2.14 Het hof komt op grond van het voorgaande tot de conclusie dat de curator niet heeft bewezen of aannemelijk heeft gemaakt dat kennelijke onbehoorlijke taakvervulling van [appellant] als een belangrijke oorzaak van het faillissement van [V.] B.V. kan worden aangemerkt. De curator heeft daartoe ook te weinig gesteld en ook geen voldoende gespecificeerd bewijsaanbod gedaan. Dat betekent dat de grieven VI en VII in het principaal appel gegrond zijn en dat met vernietiging van de vonnissen waarvan beroep de primaire vordering van de curator alsnog moet worden afgewezen. Hetzelfde geldt voor de subsidiaire vordering die op onrechtmatige daad is gebaseerd, aangezien aan die vordering dezelfde feiten ten grondslag zijn gelegd als aan de primaire vordering.

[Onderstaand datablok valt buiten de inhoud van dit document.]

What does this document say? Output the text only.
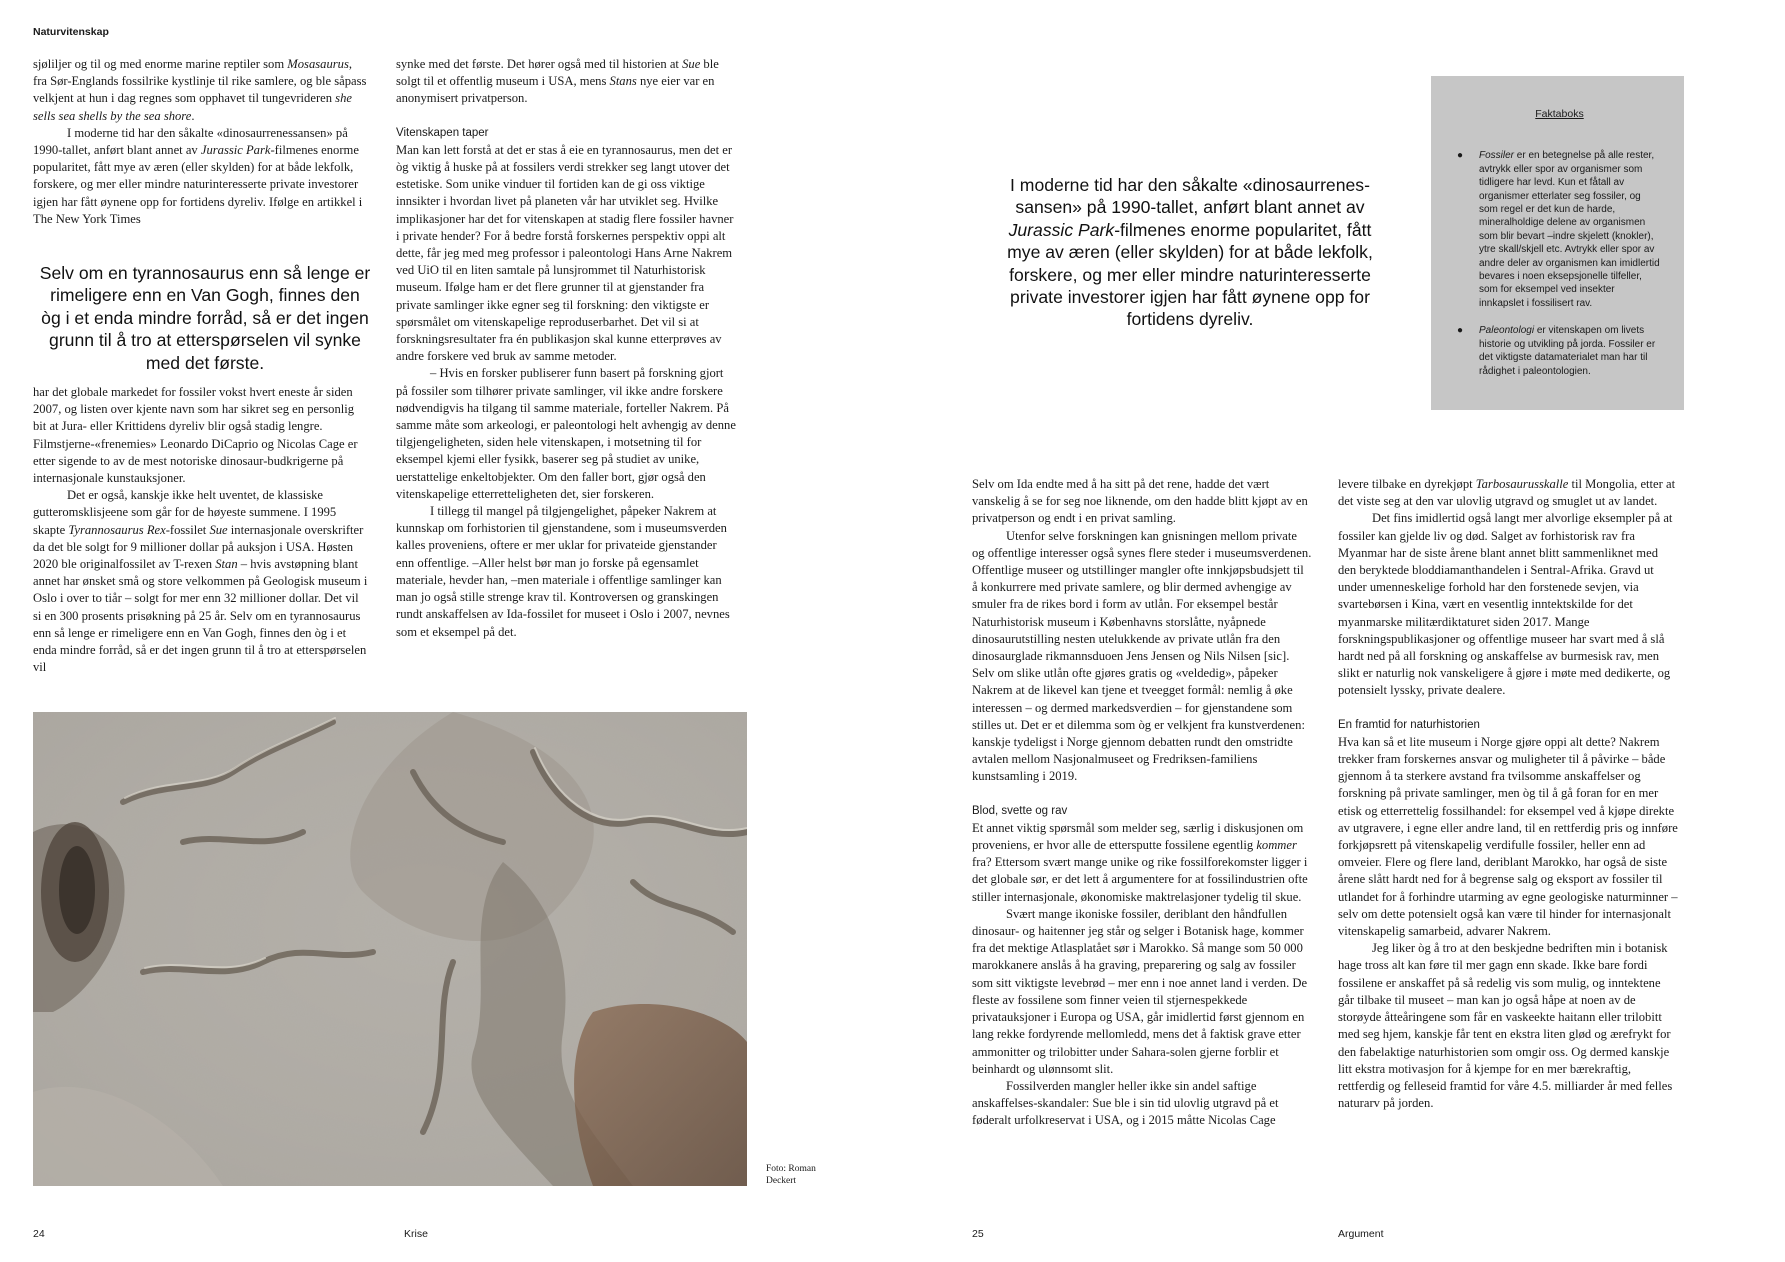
Naturvitenskap

sjøliljer og til og med enorme marine reptiler som Mosasaurus, fra Sør-Englands fossilrike kystlinje til rike samlere, og ble såpass velkjent at hun i dag regnes som opphavet til tungevrideren she sells sea shells by the sea shore.

I moderne tid har den såkalte «dinosaurrenessansen» på 1990-tallet, anført blant annet av Jurassic Park-filmenes enorme popularitet, fått mye av æren (eller skylden) for at både lekfolk, forskere, og mer eller mindre naturinteresserte private investorer igjen har fått øynene opp for fortidens dyreliv. Ifølge en artikkel i The New York Times

Selv om en tyrannosaurus enn så lenge er rimeligere enn en Van Gogh, finnes den òg i et enda mindre forråd, så er det ingen grunn til å tro at etterspørselen vil synke med det første.

har det globale markedet for fossiler vokst hvert eneste år siden 2007, og listen over kjente navn som har sikret seg en personlig bit at Jura- eller Krittidens dyreliv blir også stadig lengre. Filmstjerne-«frenemies» Leonardo DiCaprio og Nicolas Cage er etter sigende to av de mest notoriske dinosaur-budkrigerne på internasjonale kunstauksjoner.

Det er også, kanskje ikke helt uventet, de klassiske gutteromsklisjeene som går for de høyeste summene. I 1995 skapte Tyrannosaurus Rex-fossilet Sue internasjonale overskrifter da det ble solgt for 9 millioner dollar på auksjon i USA. Høsten 2020 ble originalfossilet av T-rexen Stan – hvis avstøpning blant annet har ønsket små og store velkommen på Geologisk museum i Oslo i over to tiår – solgt for mer enn 32 millioner dollar. Det vil si en 300 prosents prisøkning på 25 år. Selv om en tyrannosaurus enn så lenge er rimeligere enn en Van Gogh, finnes den òg i et enda mindre forråd, så er det ingen grunn til å tro at etterspørselen vil

synke med det første. Det hører også med til historien at Sue ble solgt til et offentlig museum i USA, mens Stans nye eier var en anonymisert privatperson.

Vitenskapen taper

Man kan lett forstå at det er stas å eie en tyrannosaurus, men det er òg viktig å huske på at fossilers verdi strekker seg langt utover det estetiske. Som unike vinduer til fortiden kan de gi oss viktige innsikter i hvordan livet på planeten vår har utviklet seg. Hvilke implikasjoner har det for vitenskapen at stadig flere fossiler havner i private hender? For å bedre forstå forskernes perspektiv oppi alt dette, får jeg med meg professor i paleontologi Hans Arne Nakrem ved UiO til en liten samtale på lunsjrommet til Naturhistorisk museum. Ifølge ham er det flere grunner til at gjenstander fra private samlinger ikke egner seg til forskning: den viktigste er spørsmålet om vitenskapelige reproduserbarhet. Det vil si at forskningsresultater fra én publikasjon skal kunne etterprøves av andre forskere ved bruk av samme metoder.

– Hvis en forsker publiserer funn basert på forskning gjort på fossiler som tilhører private samlinger, vil ikke andre forskere nødvendigvis ha tilgang til samme materiale, forteller Nakrem. På samme måte som arkeologi, er paleontologi helt avhengig av denne tilgjengeligheten, siden hele vitenskapen, i motsetning til for eksempel kjemi eller fysikk, baserer seg på studiet av unike, uerstattelige enkeltobjekter. Om den faller bort, gjør også den vitenskapelige etterretteligheten det, sier forskeren.

I tillegg til mangel på tilgjengelighet, påpeker Nakrem at kunnskap om forhistorien til gjenstandene, som i museumsverden kalles proveniens, oftere er mer uklar for privateide gjenstander enn offentlige. –Aller helst bør man jo forske på egensamlet materiale, hevder han, –men materiale i offentlige samlinger kan man jo også stille strenge krav til. Kontroversen og granskingen rundt anskaffelsen av Ida-fossilet for museet i Oslo i 2007, nevnes som et eksempel på det.

Foto: Roman Deckert
24	Krise
I moderne tid har den såkalte «dinosaurrenessansen» på 1990-tallet, anført blant annet av Jurassic Park-filmenes enorme popularitet, fått mye av æren (eller skylden) for at både lekfolk, forskere, og mer eller mindre naturinteresserte private investorer igjen har fått øynene opp for fortidens dyreliv.
Faktaboks
● Fossiler er en betegnelse på alle rester, avtrykk eller spor av organismer som tidligere har levd. Kun et fåtall av organismer etterlater seg fossiler, og som regel er det kun de harde, mineralholdige delene av organismen som blir bevart –indre skjelett (knokler), ytre skall/skjell etc. Avtrykk eller spor av andre deler av organismen kan imidlertid bevares i noen eksepsjonelle tilfeller, som for eksempel ved insekter innkapslet i fossilisert rav.
● Paleontologi er vitenskapen om livets historie og utvikling på jorda. Fossiler er det viktigste datamaterialet man har til rådighet i paleontologien.

Selv om Ida endte med å ha sitt på det rene, hadde det vært vanskelig å se for seg noe liknende, om den hadde blitt kjøpt av en privatperson og endt i en privat samling.

Utenfor selve forskningen kan gnisningen mellom private og offentlige interesser også synes flere steder i museumsverdenen. Offentlige museer og utstillinger mangler ofte innkjøpsbudsjett til å konkurrere med private samlere, og blir dermed avhengige av smuler fra de rikes bord i form av utlån. For eksempel består Naturhistorisk museum i Københavns storslåtte, nyåpnede dinosaurutstilling nesten utelukkende av private utlån fra den dinosaurglade rikmannsduoen Jens Jensen og Nils Nilsen [sic]. Selv om slike utlån ofte gjøres gratis og «veldedig», påpeker Nakrem at de likevel kan tjene et tveegget formål: nemlig å øke interessen – og dermed markedsverdien – for gjenstandene som stilles ut. Det er et dilemma som òg er velkjent fra kunstverdenen: kanskje tydeligst i Norge gjennom debatten rundt den omstridte avtalen mellom Nasjonalmuseet og Fredriksen-familiens kunstsamling i 2019.

Blod, svette og rav

Et annet viktig spørsmål som melder seg, særlig i diskusjonen om proveniens, er hvor alle de ettersputte fossilene egentlig kommer fra? Ettersom svært mange unike og rike fossilforekomster ligger i det globale sør, er det lett å argumentere for at fossilindustrien ofte stiller internasjonale, økonomiske maktrelasjoner tydelig til skue.

Svært mange ikoniske fossiler, deriblant den håndfullen dinosaur- og haitenner jeg står og selger i Botanisk hage, kommer fra det mektige Atlasplatået sør i Marokko. Så mange som 50 000 marokkanere anslås å ha graving, preparering og salg av fossiler som sitt viktigste levebrød – mer enn i noe annet land i verden. De fleste av fossilene som finner veien til stjernespekkede privatauksjoner i Europa og USA, går imidlertid først gjennom en lang rekke fordyrende mellomledd, mens det å faktisk grave etter ammonitter og trilobitter under Sahara-solen gjerne forblir et beinhardt og ulønnsomt slit.

Fossilverden mangler heller ikke sin andel saftige anskaffelses-skandaler: Sue ble i sin tid ulovlig utgravd på et føderalt urfolkreservat i USA, og i 2015 måtte Nicolas Cage

levere tilbake en dyrekjøpt Tarbosaurusskalle til Mongolia, etter at det viste seg at den var ulovlig utgravd og smuglet ut av landet.

Det fins imidlertid også langt mer alvorlige eksempler på at fossiler kan gjelde liv og død. Salget av forhistorisk rav fra Myanmar har de siste årene blant annet blitt sammenliknet med den beryktede bloddiamanthandelen i Sentral-Afrika. Gravd ut under umenneskelige forhold har den forstenede sevjen, via svartebørsen i Kina, vært en vesentlig inntektskilde for det myanmarske militærdiktaturet siden 2017. Mange forskningspublikasjoner og offentlige museer har svart med å slå hardt ned på all forskning og anskaffelse av burmesisk rav, men slikt er naturlig nok vanskeligere å gjøre i møte med dedikerte, og potensielt lyssky, private dealere.

En framtid for naturhistorien

Hva kan så et lite museum i Norge gjøre oppi alt dette? Nakrem trekker fram forskernes ansvar og muligheter til å påvirke – både gjennom å ta sterkere avstand fra tvilsomme anskaffelser og forskning på private samlinger, men òg til å gå foran for en mer etisk og etterrettelig fossilhandel: for eksempel ved å kjøpe direkte av utgravere, i egne eller andre land, til en rettferdig pris og innføre forkjøpsrett på vitenskapelig verdifulle fossiler, heller enn ad omveier. Flere og flere land, deriblant Marokko, har også de siste årene slått hardt ned for å begrense salg og eksport av fossiler til utlandet for å forhindre utarming av egne geologiske naturminner – selv om dette potensielt også kan være til hinder for internasjonalt vitenskapelig samarbeid, advarer Nakrem.

Jeg liker òg å tro at den beskjedne bedriften min i botanisk hage tross alt kan føre til mer gagn enn skade. Ikke bare fordi fossilene er anskaffet på så redelig vis som mulig, og inntektene går tilbake til museet – man kan jo også håpe at noen av de storøyde åtteåringene som får en vaskeekte haitann eller trilobitt med seg hjem, kanskje får tent en ekstra liten glød og ærefrykt for den fabelaktige naturhistorien som omgir oss. Og dermed kanskje litt ekstra motivasjon for å kjempe for en mer bærekraftig, rettferdig og felleseid framtid for våre 4.5. milliarder år med felles naturarv på jorden.

25	Argument
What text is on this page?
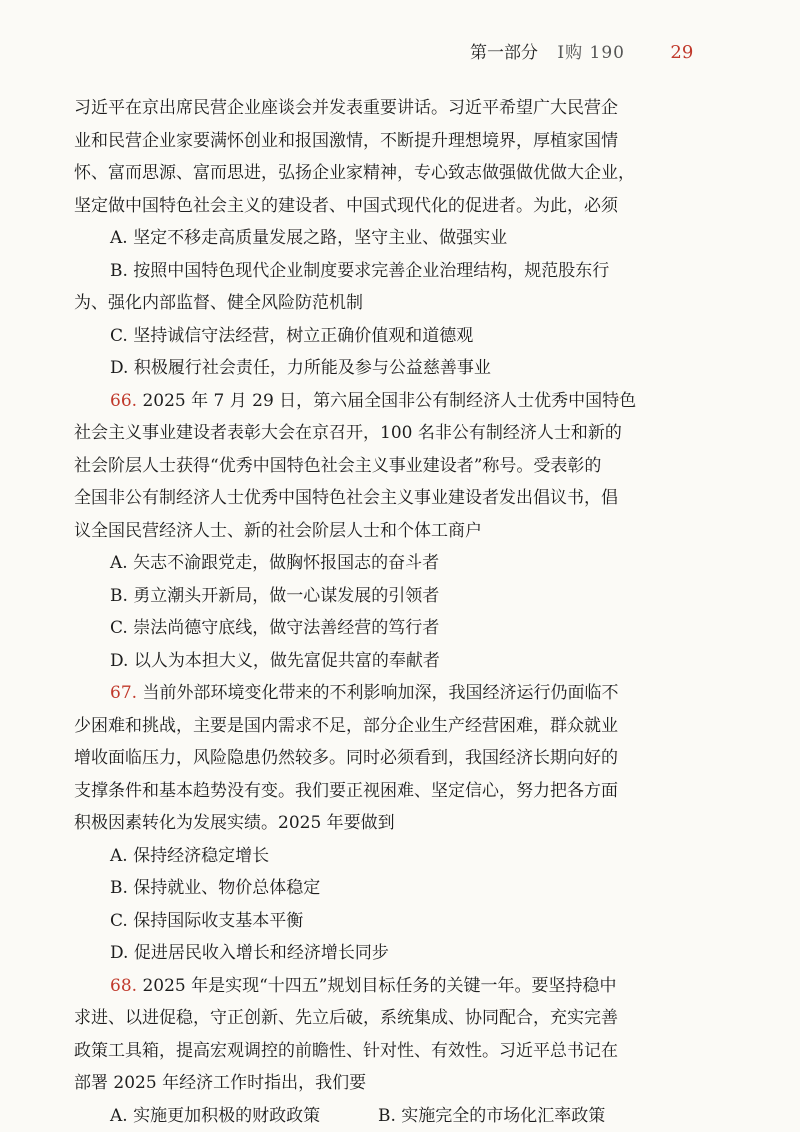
第一部分 I购 190	29
习近平在京出席民营企业座谈会并发表重要讲话。习近平希望广大民营企
业和民营企业家要满怀创业和报国激情，不断提升理想境界，厚植家国情
怀、富而思源、富而思进，弘扬企业家精神，专心致志做强做优做大企业，
坚定做中国特色社会主义的建设者、中国式现代化的促进者。为此，必须
A. 坚定不移走高质量发展之路，坚守主业、做强实业
B. 按照中国特色现代企业制度要求完善企业治理结构，规范股东行
为、强化内部监督、健全风险防范机制
C. 坚持诚信守法经营，树立正确价值观和道德观
D. 积极履行社会责任，力所能及参与公益慈善事业
66. 2025 年 7 月 29 日，第六届全国非公有制经济人士优秀中国特色
社会主义事业建设者表彰大会在京召开，100 名非公有制经济人士和新的
社会阶层人士获得“优秀中国特色社会主义事业建设者”称号。受表彰的
全国非公有制经济人士优秀中国特色社会主义事业建设者发出倡议书，倡
议全国民营经济人士、新的社会阶层人士和个体工商户
A. 矢志不渝跟党走，做胸怀报国志的奋斗者
B. 勇立潮头开新局，做一心谋发展的引领者
C. 崇法尚德守底线，做守法善经营的笃行者
D. 以人为本担大义，做先富促共富的奉献者
67. 当前外部环境变化带来的不利影响加深，我国经济运行仍面临不
少困难和挑战，主要是国内需求不足，部分企业生产经营困难，群众就业
增收面临压力，风险隐患仍然较多。同时必须看到，我国经济长期向好的
支撑条件和基本趋势没有变。我们要正视困难、坚定信心，努力把各方面
积极因素转化为发展实绩。2025 年要做到
A. 保持经济稳定增长
B. 保持就业、物价总体稳定
C. 保持国际收支基本平衡
D. 促进居民收入增长和经济增长同步
68. 2025 年是实现“十四五”规划目标任务的关键一年。要坚持稳中
求进、以进促稳，守正创新、先立后破，系统集成、协同配合，充实完善
政策工具箱，提高宏观调控的前瞻性、针对性、有效性。习近平总书记在
部署 2025 年经济工作时指出，我们要
A. 实施更加积极的财政政策	B. 实施完全的市场化汇率政策
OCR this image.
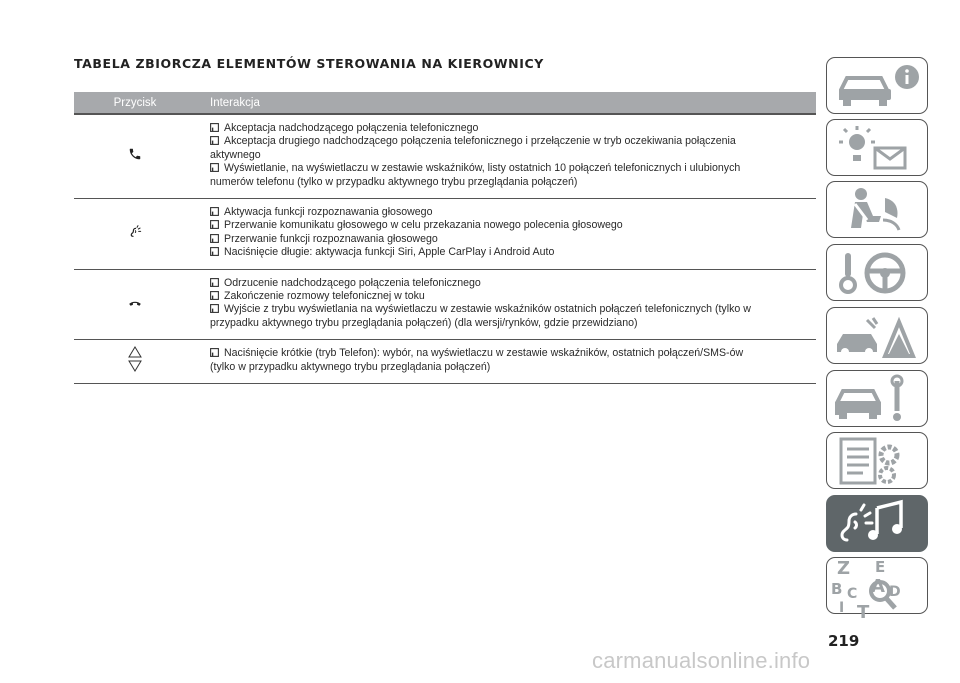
TABELA ZBIORCZA ELEMENTÓW STEROWANIA NA KIEROWNICY
Przycisk	Interakcja
Akceptacja nadchodzącego połączenia telefonicznego
Akceptacja drugiego nadchodzącego połączenia telefonicznego i przełączenie w tryb oczekiwania połączenia
aktywnego
Wyświetlanie, na wyświetlaczu w zestawie wskaźników, listy ostatnich 10 połączeń telefonicznych i ulubionych
numerów telefonu (tylko w przypadku aktywnego trybu przeglądania połączeń)
Aktywacja funkcji rozpoznawania głosowego
Przerwanie komunikatu głosowego w celu przekazania nowego polecenia głosowego
Przerwanie funkcji rozpoznawania głosowego
Naciśnięcie długie: aktywacja funkcji Siri, Apple CarPlay i Android Auto
Odrzucenie nadchodzącego połączenia telefonicznego
Zakończenie rozmowy telefonicznej w toku
Wyjście z trybu wyświetlania na wyświetlaczu w zestawie wskaźników ostatnich połączeń telefonicznych (tylko w
przypadku aktywnego trybu przeglądania połączeń) (dla wersji/rynków, gdzie przewidziano)
Naciśnięcie krótkie (tryb Telefon): wybór, na wyświetlaczu w zestawie wskaźników, ostatnich połączeń/SMS-ów
(tylko w przypadku aktywnego trybu przeglądania połączeń)
Z E
A
B C D
I T
219
carmanualsonline.info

3. Recapitulatie en slotsom
3.1. In het op 22 november 2007 uitgesproken tussenarrest zijn de grieven I en II in het principaal appel verworpen (rechtsoverweging 4.5), de grieven III tot en met V in dat appel zijn gegrond bevonden (rechtsoverweging 4.8). De twee grieven in het (voorwaardelijk) incidenteel appel zijn in dat tussenarrest reeds verworpen (rechtsoverweging 5.3.). Zoals uit hetgeen hiervoor is overwogen blijkt slagen ook de grieven VI en VII in het principaal appel.
3.2. Een en ander leidt tot de navolgende beslissingen. Daarbij zal de curator in het principaal appel in de gedingkosten van de beide instanties worden veroordeeld. In het incidenteel appel vindt het hof aanleiding de kosten tussen partijen te compenseren aldus dat elke partij de eigen kosten draagt.
4. Beslissing
Het hof:
in het principaal appel
vernietigt de vonnissen waarvan beroep, en opnieuw rechtdoende:
wijst de vorderingen van de curator alsnog af;
veroordeelt de curator in de kosten van het geding in eerste aanleg, tot op deze uitspraak aan de zijde van [appellant] begroot op € 241,00 aan verschotten en op € 2034,00 aan salaris van de advocaat, en in de kosten van het principaal appel, tot op deze uitspraak aan de zijde van [appellant] begroot op € 380,87 aan verschotten en op € 2682,00 aan salaris van de advocaat, alsmede in de kosten van het op verzoek van het hof uitgebrachte deskundigenbericht groot € 22.610,00;
verklaart deze veroordelingen uitvoerbaar bij voorraad;
in het (voorwaardelijk) incidenteel appel:
verwerpt het beroep;
compenseert de kosten van dit appel tussen partijen aldus dat elke partij de eigen kosten draagt.
Dit arrest is gewezen door mrs. A. Bockwinkel, M.P. van Achterberg en S. Clement en is op 8 maart 2011 in het openbaar door de rolraadsheer uitgesproken.